Con l'approssimarsi del referendum costituzionale sulla giustizia, previsto per il prossimo 22-23 marzo, il clima politico si è inevitabilmente surriscaldato. Al centro della tempesta sono finite le recenti esternazioni del ministro della Giustizia Carlo Nordio (nella foto), che ha definito l'attuale meccanismo delle correnti all'interno del Csm come un "sistema para-mafioso". Sebbene il termine possa apparire, per vigore retorico, stridente con il lessico istituzionale e prestarsi a facili strumentalizzazioni da parte delle opposizioni, non si può ignorare il cuore della questione sollevata dal Guardasigilli: l'urgenza di una riforma che sani ferite ancora aperte nel corpo della nostra magistratura.
Le parole di Nordio non nascono dal nulla, ma affondano le radici in quel groviglio di rivelazioni emerso con la vicenda Palamara. Quello scandalo ha squarciato il velo su una gestione del potere giudiziario tutt'altro che "cristallina", fatta di accordi spartitori, criteri di selezione delle classi dirigenti basati sull'appartenenza associativa piuttosto che sul merito, e ciniche manovre di defenestrazione.
Quando il ministro parla di un sistema "para-mafioso", pur utilizzando una formula che non si condivide se presa ovviamente nella sua accezione letterale, egli intende denunciare una realtà che potremmo definire, più propriamente, come un "meccanismo di degenerazione corporativa a mutua protezione".
Supportare il concetto espresso da Nordio significa riconoscere che, per anni, all'interno di certi circuiti si è consolidato un ordinamento parallelo di logiche lobbistiche e settarie. Questo sistema non è certamente da intendere nel senso criminale del termine, ma le dinamiche funzionali che si sono consolidate sono atroci: l'idea che la fedeltà alla propria "corrente" valga più del dovere verso lo Stato, e che il controllo delle carriere debba passare per una ragnatela di influenze reciproche anziché per la trasparenza amministrativa non è un meccanismo applicabile alle dinamiche di Stato.

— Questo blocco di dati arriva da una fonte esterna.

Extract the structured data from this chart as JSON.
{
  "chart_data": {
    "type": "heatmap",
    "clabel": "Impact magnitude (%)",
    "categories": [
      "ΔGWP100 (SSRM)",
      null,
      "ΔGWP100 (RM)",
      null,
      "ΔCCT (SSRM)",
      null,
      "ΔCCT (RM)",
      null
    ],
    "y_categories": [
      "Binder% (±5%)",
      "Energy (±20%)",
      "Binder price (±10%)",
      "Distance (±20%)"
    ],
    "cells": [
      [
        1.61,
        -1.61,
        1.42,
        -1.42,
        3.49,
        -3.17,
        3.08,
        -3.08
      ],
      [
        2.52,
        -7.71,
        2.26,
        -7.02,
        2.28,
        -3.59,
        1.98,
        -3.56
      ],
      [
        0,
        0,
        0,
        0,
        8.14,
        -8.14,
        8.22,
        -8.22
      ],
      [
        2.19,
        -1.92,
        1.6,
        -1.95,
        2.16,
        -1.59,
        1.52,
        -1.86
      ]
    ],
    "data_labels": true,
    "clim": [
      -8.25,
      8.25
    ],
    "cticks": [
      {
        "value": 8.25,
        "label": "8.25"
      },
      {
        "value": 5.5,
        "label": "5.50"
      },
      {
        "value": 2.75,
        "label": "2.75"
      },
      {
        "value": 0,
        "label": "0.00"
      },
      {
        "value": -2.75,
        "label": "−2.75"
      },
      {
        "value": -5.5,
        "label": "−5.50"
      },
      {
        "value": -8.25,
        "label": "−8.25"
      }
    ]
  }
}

La proposta del sorteggio per il Csm, pilastro della riforma Nordio, mira proprio a scardinare queste "incrostazioni di potere autoreferenziale". Il ministro, ex magistrato che ha combattuto in prima linea contro le Brigate Rosse e il malaffare, non intende minimamente offendere la memoria delle vittime della criminalità organizzata ma vuole onorare la magistratura sana liberandola dal giogo delle correnti.
In vista della consultazione referendaria, il dibattito non dovrebbe dunque arenarsi sulla semantica di un aggettivo, ma concentrarsi sulla necessità di restituire ai cittadini un'amministrazione della giustizia dove le nomine non siano frutto di "conclave correntizi", bensì di un sistema finalmente imparziale e svincolato da ogni logica di appartenenza. Difendere Nordio oggi significa difendere l'idea che la magistratura debba essere, sopra ogni cosa, una casa di vetro.